Hence the boffins behind Men's Health Week who in the past five days urged us to take their online health test. Subsequently there's been much swapping of scores in the media and the workplace.
Thus, another instance of where wellness has become the new boast. Or, as another writer recently claimed, wellness has emerged as the new status symbol.
Doubtful?
Check out the more urbane cafes and spot the designer sportswear. I'm not talking about the patrons who bike to the cafe, but those who arrive with neither visible sign of having exercised, nor the intent to do so after downing a cappuccino and bookend piece of mud cake.
Nike, Under Armour, Skins, KooGa and Adidas are today's cafe couture. Active is the new black.
Maybe that's why us blokes find the health imperative a tough pill to swallow. 'Tis a noble cause, but we detest fashion as much as we detest heading to the GP. That's why our better halves dress us and make our doctor's appointments.

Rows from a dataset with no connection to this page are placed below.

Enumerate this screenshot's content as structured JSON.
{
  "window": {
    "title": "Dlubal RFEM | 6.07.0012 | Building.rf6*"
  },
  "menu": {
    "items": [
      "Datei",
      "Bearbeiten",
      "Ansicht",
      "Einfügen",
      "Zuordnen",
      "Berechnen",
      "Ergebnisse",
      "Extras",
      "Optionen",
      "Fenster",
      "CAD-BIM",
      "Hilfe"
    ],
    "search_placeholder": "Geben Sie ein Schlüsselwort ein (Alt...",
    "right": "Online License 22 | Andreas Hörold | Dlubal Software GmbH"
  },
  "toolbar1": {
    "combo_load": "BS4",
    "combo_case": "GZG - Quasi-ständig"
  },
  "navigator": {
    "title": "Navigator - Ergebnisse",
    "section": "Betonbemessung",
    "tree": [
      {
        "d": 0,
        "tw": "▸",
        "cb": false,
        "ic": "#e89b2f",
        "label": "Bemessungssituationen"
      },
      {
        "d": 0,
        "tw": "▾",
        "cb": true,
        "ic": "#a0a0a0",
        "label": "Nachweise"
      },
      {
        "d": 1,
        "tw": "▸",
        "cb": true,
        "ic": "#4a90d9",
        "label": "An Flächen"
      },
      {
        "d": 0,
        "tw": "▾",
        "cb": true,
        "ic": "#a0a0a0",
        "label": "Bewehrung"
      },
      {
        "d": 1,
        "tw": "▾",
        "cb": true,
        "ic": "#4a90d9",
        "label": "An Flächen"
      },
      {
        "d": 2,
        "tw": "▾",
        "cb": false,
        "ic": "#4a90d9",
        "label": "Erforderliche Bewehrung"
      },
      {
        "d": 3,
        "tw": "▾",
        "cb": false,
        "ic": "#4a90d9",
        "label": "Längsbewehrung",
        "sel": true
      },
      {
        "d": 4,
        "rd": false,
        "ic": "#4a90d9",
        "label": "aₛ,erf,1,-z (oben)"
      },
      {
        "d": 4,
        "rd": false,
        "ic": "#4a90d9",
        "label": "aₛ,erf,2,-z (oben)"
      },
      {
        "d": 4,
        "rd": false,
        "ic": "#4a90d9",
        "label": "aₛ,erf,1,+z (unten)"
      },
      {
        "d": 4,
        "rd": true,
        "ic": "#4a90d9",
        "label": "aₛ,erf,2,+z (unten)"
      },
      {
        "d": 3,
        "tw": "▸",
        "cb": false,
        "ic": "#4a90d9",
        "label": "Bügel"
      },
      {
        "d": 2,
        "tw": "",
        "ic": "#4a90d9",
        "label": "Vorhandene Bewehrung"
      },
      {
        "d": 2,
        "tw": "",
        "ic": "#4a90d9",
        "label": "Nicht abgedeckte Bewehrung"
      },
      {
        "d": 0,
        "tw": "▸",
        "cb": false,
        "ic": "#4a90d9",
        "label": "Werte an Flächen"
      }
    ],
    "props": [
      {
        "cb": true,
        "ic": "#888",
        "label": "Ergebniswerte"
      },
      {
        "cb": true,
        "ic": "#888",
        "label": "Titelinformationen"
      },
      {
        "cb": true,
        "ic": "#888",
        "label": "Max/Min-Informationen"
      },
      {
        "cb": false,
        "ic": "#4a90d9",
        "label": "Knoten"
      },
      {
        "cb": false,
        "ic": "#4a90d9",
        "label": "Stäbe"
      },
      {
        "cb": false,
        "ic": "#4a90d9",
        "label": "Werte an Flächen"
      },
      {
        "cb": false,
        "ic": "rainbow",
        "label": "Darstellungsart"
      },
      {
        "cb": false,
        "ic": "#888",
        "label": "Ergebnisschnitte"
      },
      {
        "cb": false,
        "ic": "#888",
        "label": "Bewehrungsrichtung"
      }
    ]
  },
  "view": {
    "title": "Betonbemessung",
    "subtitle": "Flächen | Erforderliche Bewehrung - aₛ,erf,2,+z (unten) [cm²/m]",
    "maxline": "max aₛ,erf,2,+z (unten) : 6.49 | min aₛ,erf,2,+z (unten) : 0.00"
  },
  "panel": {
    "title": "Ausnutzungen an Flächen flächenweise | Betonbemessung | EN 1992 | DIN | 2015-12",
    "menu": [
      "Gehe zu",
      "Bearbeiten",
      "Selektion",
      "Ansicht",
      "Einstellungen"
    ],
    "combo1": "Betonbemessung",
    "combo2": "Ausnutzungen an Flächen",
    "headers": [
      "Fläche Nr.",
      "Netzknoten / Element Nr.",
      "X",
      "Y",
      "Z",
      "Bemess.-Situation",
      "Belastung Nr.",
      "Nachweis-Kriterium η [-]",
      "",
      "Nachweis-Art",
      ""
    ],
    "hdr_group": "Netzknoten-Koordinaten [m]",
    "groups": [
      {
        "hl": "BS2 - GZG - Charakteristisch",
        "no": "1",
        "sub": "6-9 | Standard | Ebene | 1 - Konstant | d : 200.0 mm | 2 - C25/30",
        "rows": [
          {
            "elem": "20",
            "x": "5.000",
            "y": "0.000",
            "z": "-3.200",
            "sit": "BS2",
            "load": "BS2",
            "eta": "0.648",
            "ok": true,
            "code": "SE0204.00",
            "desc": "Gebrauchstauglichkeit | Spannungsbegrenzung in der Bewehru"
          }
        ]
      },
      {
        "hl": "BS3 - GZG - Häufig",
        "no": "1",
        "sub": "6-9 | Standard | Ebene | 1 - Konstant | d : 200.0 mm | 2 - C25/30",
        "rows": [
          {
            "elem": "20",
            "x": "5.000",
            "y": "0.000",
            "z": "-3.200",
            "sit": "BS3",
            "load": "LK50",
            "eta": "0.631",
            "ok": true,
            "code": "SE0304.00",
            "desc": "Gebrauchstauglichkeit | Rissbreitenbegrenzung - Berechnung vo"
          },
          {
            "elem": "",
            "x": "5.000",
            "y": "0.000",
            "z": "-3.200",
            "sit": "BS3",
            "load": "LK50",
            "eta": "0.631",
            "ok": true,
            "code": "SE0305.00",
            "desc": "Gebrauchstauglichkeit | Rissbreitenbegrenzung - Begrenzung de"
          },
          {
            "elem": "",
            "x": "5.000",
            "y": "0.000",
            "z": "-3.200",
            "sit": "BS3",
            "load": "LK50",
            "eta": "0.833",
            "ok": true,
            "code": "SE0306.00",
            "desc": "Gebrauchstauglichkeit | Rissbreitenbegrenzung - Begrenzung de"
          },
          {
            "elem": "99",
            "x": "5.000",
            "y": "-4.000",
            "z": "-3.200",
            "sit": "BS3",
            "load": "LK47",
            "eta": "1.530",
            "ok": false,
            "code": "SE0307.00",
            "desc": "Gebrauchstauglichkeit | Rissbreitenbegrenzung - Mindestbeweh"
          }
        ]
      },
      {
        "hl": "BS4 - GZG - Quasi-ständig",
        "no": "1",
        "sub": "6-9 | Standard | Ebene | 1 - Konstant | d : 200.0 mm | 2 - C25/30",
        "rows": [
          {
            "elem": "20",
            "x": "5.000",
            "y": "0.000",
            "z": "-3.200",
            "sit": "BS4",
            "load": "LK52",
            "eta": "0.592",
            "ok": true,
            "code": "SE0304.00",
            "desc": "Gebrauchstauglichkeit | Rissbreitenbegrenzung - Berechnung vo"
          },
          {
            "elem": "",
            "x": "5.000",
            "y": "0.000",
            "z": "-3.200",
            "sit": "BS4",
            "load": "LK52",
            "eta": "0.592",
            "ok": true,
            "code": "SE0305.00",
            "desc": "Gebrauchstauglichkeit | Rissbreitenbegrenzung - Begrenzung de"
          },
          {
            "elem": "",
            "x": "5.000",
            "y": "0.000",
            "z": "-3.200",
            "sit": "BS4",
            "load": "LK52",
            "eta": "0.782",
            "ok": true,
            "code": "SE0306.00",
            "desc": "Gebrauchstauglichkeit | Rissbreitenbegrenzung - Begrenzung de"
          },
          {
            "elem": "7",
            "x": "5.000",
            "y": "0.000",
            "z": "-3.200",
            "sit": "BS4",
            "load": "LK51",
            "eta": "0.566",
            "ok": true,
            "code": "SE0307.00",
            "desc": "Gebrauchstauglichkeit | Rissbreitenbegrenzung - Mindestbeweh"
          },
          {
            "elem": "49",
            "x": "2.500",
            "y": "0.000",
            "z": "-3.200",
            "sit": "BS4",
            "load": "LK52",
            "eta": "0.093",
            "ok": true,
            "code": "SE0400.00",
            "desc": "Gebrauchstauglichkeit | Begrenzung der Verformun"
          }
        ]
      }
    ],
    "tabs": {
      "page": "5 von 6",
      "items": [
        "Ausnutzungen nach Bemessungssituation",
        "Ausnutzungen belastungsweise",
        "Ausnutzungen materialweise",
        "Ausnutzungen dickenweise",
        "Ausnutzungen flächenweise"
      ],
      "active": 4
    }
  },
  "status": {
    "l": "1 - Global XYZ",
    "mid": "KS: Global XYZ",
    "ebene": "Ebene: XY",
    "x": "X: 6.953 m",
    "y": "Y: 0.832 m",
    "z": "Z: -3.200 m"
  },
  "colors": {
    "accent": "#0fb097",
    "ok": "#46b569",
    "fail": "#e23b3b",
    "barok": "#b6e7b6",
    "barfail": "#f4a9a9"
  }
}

And let's not dismiss the other obstacle, namely the portly Colonel Sanders, hardly the picture of health, presenting somewhat like a blond Rolf Harris, forever beckoning with his cursed chicken.
But is he really a stumbling block on the male road to health?
Here's a man whose assemblage of spices won over the world, the man who apparently ate copious amounts of his secretive product - until his death at age 90.
Not a bad innings for a chap who no doubt would have returned a shocking result, had he completed this week's health test.